Le déchiffrage de ces pages griffonnées dans l’urgence fait basculer le récit dans le décor, cette fois tout à fait lunaire, d’une île perdue au sud de la Patagonie : un confetti de roche battu par les éléments, si isolé que le monde semble s’y dissoudre. Missionné sur place pour l'inspection d’un phare surnommé l’Oeil de Goliath, Bradley, ingénieur pourtant méthodique et parfaitement rationnel, se voit bientôt dépassé par ce qui tourne à l’épreuve de plus en plus déstabilisante. Entre l’isolement absolu, la perte progressive de tout repère, l’alliance traîtresse du vent et des vagues dans le surgissement sournois d’ombres et de voix inquiétantes, et même la bellicosité croissante des oiseaux ricochant dans la lumière du phare comme des entités malveillantes, tout concourt à fissurer les certitudes de cet homme habitué à tout expliquer. Dans ce décor minéral et hostile, la solitude agit comme un révélateur et, sapant les fragiles barrières érigées par la raison, confronte peu à peu l’esprit de Bradley aux spectres terribles qu’il croyait avoir terrassés.
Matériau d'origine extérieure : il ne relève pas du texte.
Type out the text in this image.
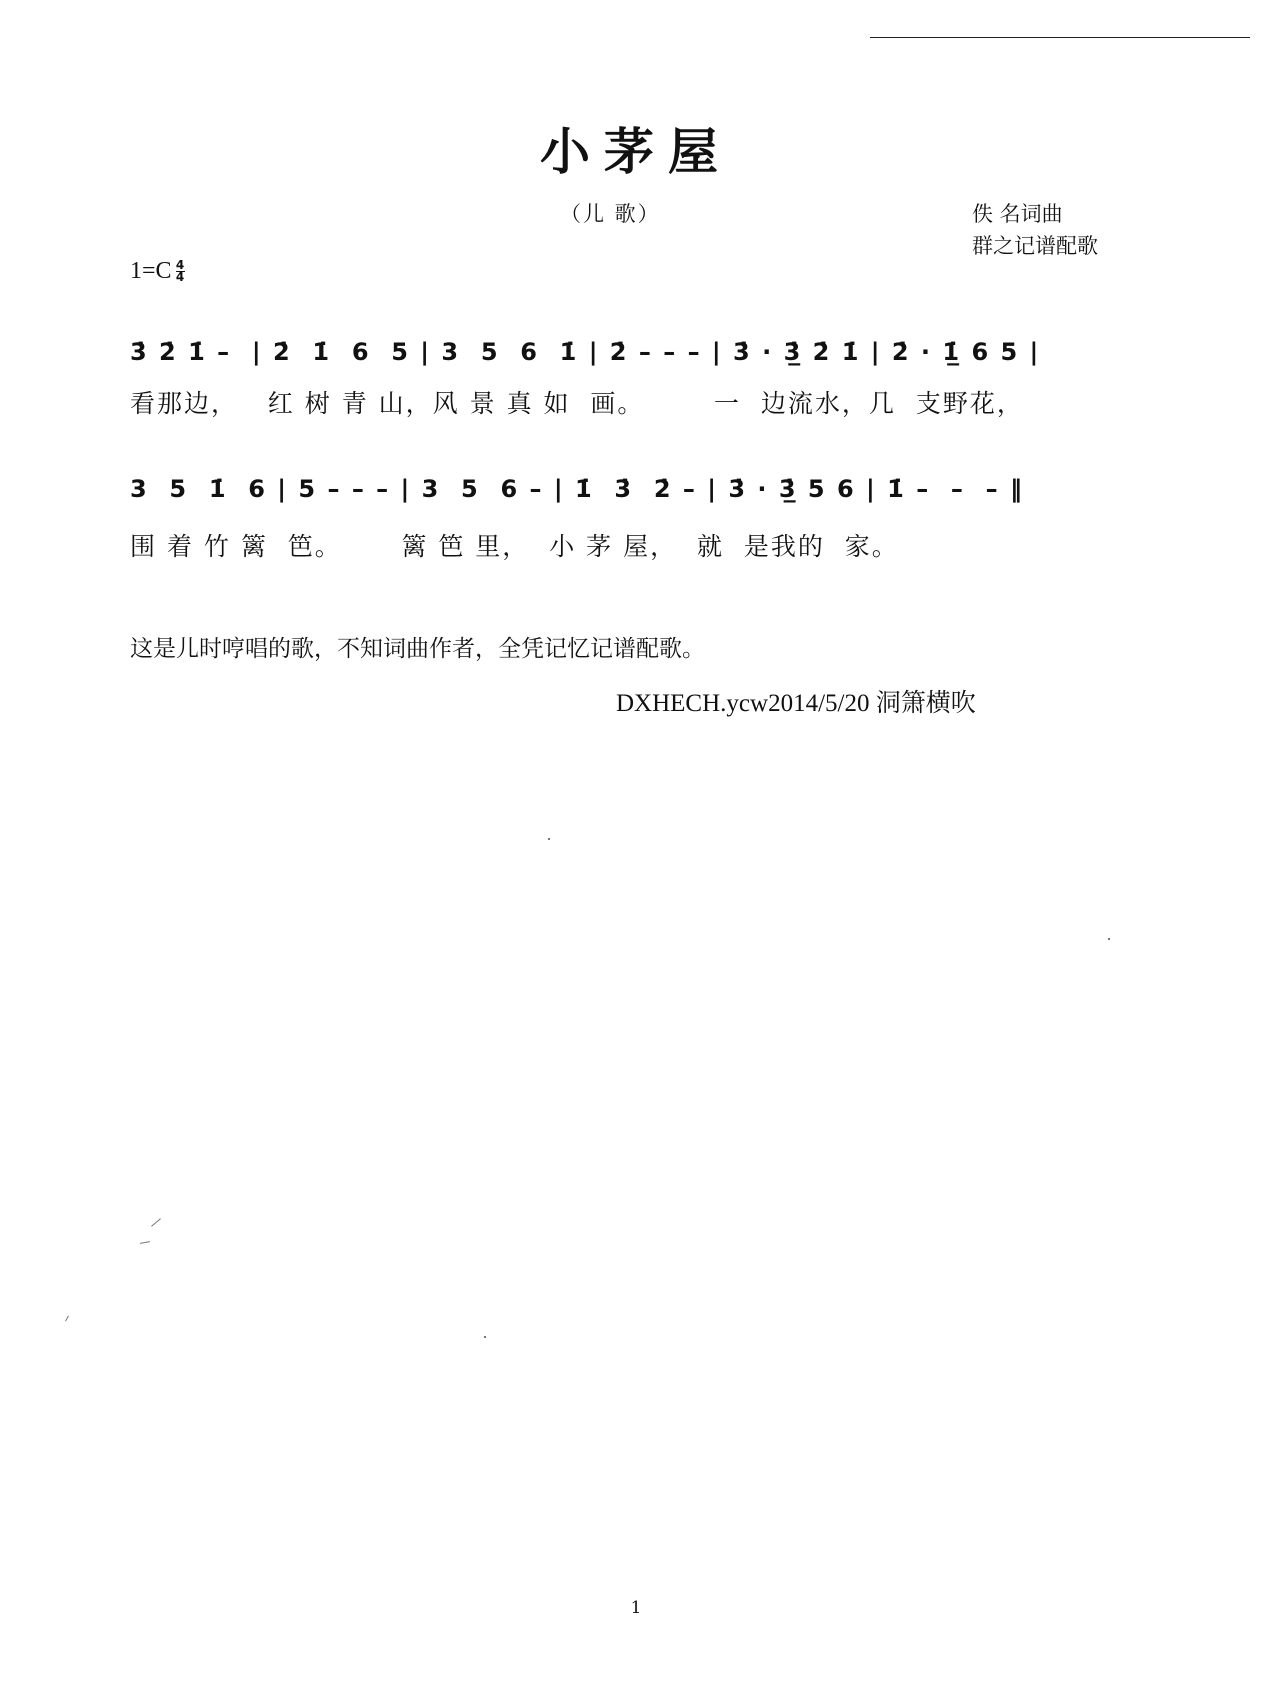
小茅屋
（儿 歌）	佚 名词曲
群之记谱配歌
$1=C \frac{4}{4}$
3̇ 2̇ 1̇ –  | 2̇  1̇  6  5 | 3  5  6  1̇ | 2̇ – – – | 3̇ · 3̲̇ 2̇ 1̇ | 2̇ · 1̲̇ 6 5 |
看那边，   红 树 青 山，风 景 真 如  画。       一  边流水，几  支野花，
3  5  1̇  6 | 5 – – – | 3  5  6 – | 1̇  3̇  2̇ – | 3̇ · 3̲̇ 5 6 | 1̇ –  –  – ‖
围 着 竹 篱  笆。      篱 笆 里，  小 茅 屋，  就  是我的  家。
这是儿时哼唱的歌，不知词曲作者，全凭记忆记谱配歌。
DXHECH.ycw2014/5/20 洞箫横吹
1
Cette construction en abyme et la porosité entre les deux strates narratives – l’une rationnelle, l’autre hallucinée – crée un effet de résonance, lui aussi très zweigien, où le passé raconté devient une force active, presque autonome, qui travaille les personnages du présent. En faisant glisser son roman d’un espace mental à l’autre, en une montée savamment orchestrée du trouble et de l’angoisse, Diego Muzzio donne à sentir l’installation de la folie comme un glissement progressif, une dérive silencieuse où les repères se brouillent avant même que la raison ne cède. Cette déformation intime, en irriguant peu à peu toute la structure du roman, gagne aussi le lecteur : d’abord plongé dans un esprit méthodique qui se laisse envahir par ce qui lui échappe, il ressent à son tour une propagation diffuse, une vibration qui circule d’un récit à l’autre, puis bientôt d’un personnage à l’autre, jusqu’à l’envelopper lui‑même dans son halo d’incertitude.
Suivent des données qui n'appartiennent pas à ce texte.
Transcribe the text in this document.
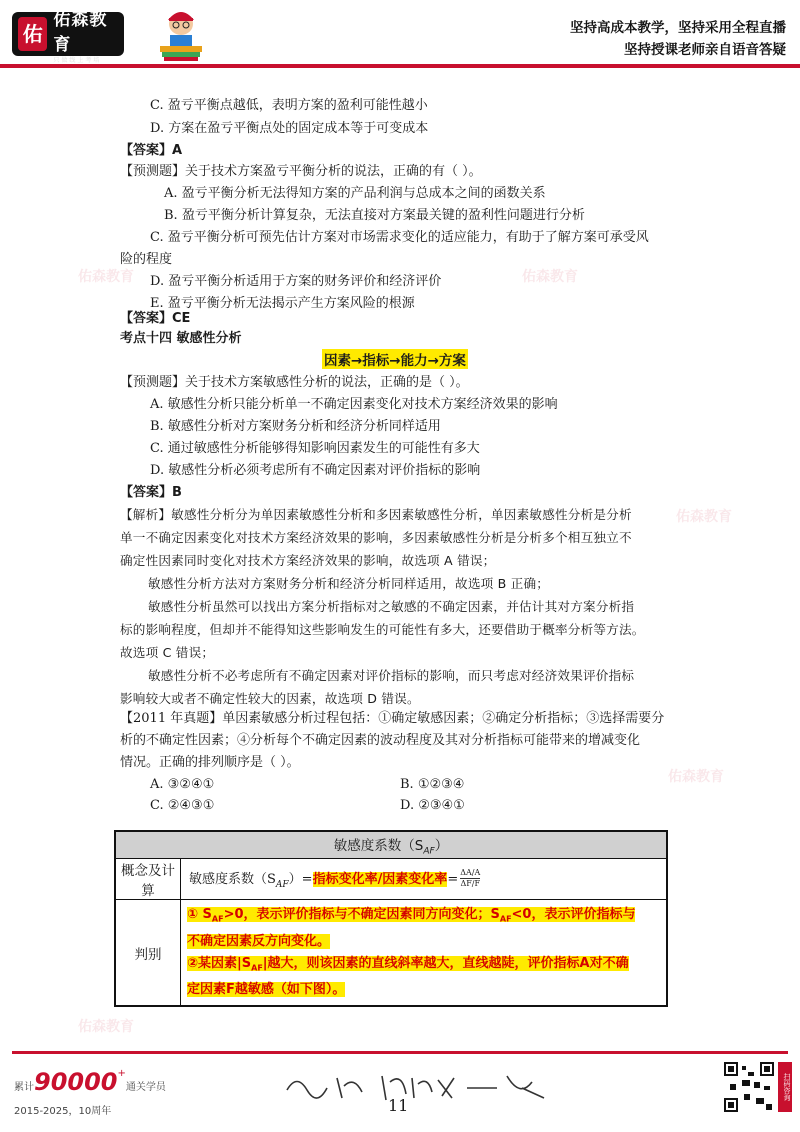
佑森教育	佑森教育
佑森教育
佑森教育
佑森教育
佑
佑森教育
只做线上考培
坚持高成本教学，坚持采用全程直播
坚持授课老师亲自语音答疑
C. 盈亏平衡点越低，表明方案的盈利可能性越小
D. 方案在盈亏平衡点处的固定成本等于可变成本
【答案】A
【预测题】关于技术方案盈亏平衡分析的说法，正确的有（ ）。
A. 盈亏平衡分析无法得知方案的产品利润与总成本之间的函数关系
B. 盈亏平衡分析计算复杂，无法直接对方案最关键的盈利性问题进行分析
C. 盈亏平衡分析可预先估计方案对市场需求变化的适应能力，有助于了解方案可承受风
险的程度
D. 盈亏平衡分析适用于方案的财务评价和经济评价
E. 盈亏平衡分析无法揭示产生方案风险的根源
【答案】CE
考点十四 敏感性分析
因素→指标→能力→方案
【预测题】关于技术方案敏感性分析的说法，正确的是（ ）。
A. 敏感性分析只能分析单一不确定因素变化对技术方案经济效果的影响
B. 敏感性分析对方案财务分析和经济分析同样适用
C. 通过敏感性分析能够得知影响因素发生的可能性有多大
D. 敏感性分析必须考虑所有不确定因素对评价指标的影响
【答案】B
【解析】敏感性分析分为单因素敏感性分析和多因素敏感性分析，单因素敏感性分析是分析
单一不确定因素变化对技术方案经济效果的影响，多因素敏感性分析是分析多个相互独立不
确定性因素同时变化对技术方案经济效果的影响，故选项 A 错误；
敏感性分析方法对方案财务分析和经济分析同样适用，故选项 B 正确；
敏感性分析虽然可以找出方案分析指标对之敏感的不确定因素，并估计其对方案分析指
标的影响程度，但却并不能得知这些影响发生的可能性有多大，还要借助于概率分析等方法。
故选项 C 错误；
敏感性分析不必考虑所有不确定因素对评价指标的影响，而只考虑对经济效果评价指标
影响较大或者不确定性较大的因素，故选项 D 错误。
【2011 年真题】单因素敏感分析过程包括：①确定敏感因素；②确定分析指标；③选择需要分
析的不确定性因素；④分析每个不确定因素的波动程度及其对分析指标可能带来的增减变化
情况。正确的排列顺序是（ ）。
A. ③②④①	B. ①②③④
C. ②④③①	D. ②③④①
敏感度系数$(S_{AF})$	
概念及计算	敏感度系数$(S_{AF})=$指标变化率/因素变化率= $\frac{\Delta A/A}{\Delta F/F}$

判别	① $S_{AF}>0$，表示评价指标与不确定因素同方向变化；$S_{AF}<0$，表示评价指标与
不确定因素反方向变化。
②某因素$|S_{AF}|$越大，则该因素的直线斜率越大，直线越陡，评价指标A对不确
定因素F越敏感（如下图）。
累计90000+通关学员
2015-2025，10周年	11
扫码咨询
Habile à laisser s’installer le trouble dans une atmosphère vibrant subtilement d’une menace sourde, Diego Muzzio tisse son récit d’une inquiétude d’autant plus hypnotique que le déséquilibre mental, ici produit d’un traumatisme qu’en cette époque d’après‑guerre l’on peine encore à reconnaître, semble pouvoir, dans les mêmes circonstances, gagner n’importe qui. Preuve en est le dénouement qui, dans l’implacable déplacement qu’il opère, réserve au lecteur un ultime frisson qu’il n’avait pas vu venir. Coup de coeur. (5/5)

 

 

Citations :

L’imagination est la seule arme pour combattre la réalité.
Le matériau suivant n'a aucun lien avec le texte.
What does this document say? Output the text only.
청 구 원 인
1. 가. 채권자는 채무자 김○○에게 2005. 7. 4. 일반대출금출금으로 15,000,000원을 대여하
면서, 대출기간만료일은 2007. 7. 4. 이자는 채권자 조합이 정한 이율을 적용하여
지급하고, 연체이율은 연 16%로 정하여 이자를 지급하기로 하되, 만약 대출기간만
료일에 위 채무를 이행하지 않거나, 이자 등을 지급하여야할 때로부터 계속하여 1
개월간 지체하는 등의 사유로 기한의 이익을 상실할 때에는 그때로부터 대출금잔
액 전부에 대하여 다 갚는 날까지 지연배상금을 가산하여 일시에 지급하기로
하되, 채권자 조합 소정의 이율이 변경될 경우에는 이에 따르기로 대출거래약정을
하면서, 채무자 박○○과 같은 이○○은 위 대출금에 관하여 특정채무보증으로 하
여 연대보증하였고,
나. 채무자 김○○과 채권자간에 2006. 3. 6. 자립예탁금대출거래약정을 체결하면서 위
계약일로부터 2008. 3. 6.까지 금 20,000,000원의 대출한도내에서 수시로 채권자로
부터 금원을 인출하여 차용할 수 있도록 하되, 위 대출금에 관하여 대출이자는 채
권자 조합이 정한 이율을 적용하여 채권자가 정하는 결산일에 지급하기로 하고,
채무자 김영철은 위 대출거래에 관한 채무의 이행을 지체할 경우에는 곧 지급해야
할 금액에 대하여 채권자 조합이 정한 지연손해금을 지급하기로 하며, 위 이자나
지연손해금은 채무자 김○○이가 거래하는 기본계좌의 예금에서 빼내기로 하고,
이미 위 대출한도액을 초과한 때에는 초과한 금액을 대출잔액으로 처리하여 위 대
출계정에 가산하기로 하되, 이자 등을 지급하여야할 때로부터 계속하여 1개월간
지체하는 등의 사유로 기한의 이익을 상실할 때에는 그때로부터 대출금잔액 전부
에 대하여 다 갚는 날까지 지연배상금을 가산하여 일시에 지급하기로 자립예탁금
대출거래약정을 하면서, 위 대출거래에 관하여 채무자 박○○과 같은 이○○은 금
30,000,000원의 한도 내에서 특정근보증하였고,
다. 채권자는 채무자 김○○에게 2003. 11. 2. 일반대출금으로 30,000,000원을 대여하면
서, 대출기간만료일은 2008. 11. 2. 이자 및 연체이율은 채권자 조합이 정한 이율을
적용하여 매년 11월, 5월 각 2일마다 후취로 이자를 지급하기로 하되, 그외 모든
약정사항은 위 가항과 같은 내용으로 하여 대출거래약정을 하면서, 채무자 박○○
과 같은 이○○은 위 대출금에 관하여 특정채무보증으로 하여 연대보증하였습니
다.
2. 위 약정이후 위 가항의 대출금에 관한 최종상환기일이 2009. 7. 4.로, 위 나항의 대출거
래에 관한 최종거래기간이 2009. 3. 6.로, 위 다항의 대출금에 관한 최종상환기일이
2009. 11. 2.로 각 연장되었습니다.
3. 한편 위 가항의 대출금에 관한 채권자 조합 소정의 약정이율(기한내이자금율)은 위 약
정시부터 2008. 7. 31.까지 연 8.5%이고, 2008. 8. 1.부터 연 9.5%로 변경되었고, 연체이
Ainsi en était-il venu à concevoir que certaines formes de folie puissent se rapprocher du vertige qui nous saisit face au spectacle de l’infini ; à ceci près, pensait le médecin, que le contemplateur occasionnel peut se détourner des astres selon sa volonté, tandis que pour le malade cette même expérience est à la fois incontrôlable et permanente.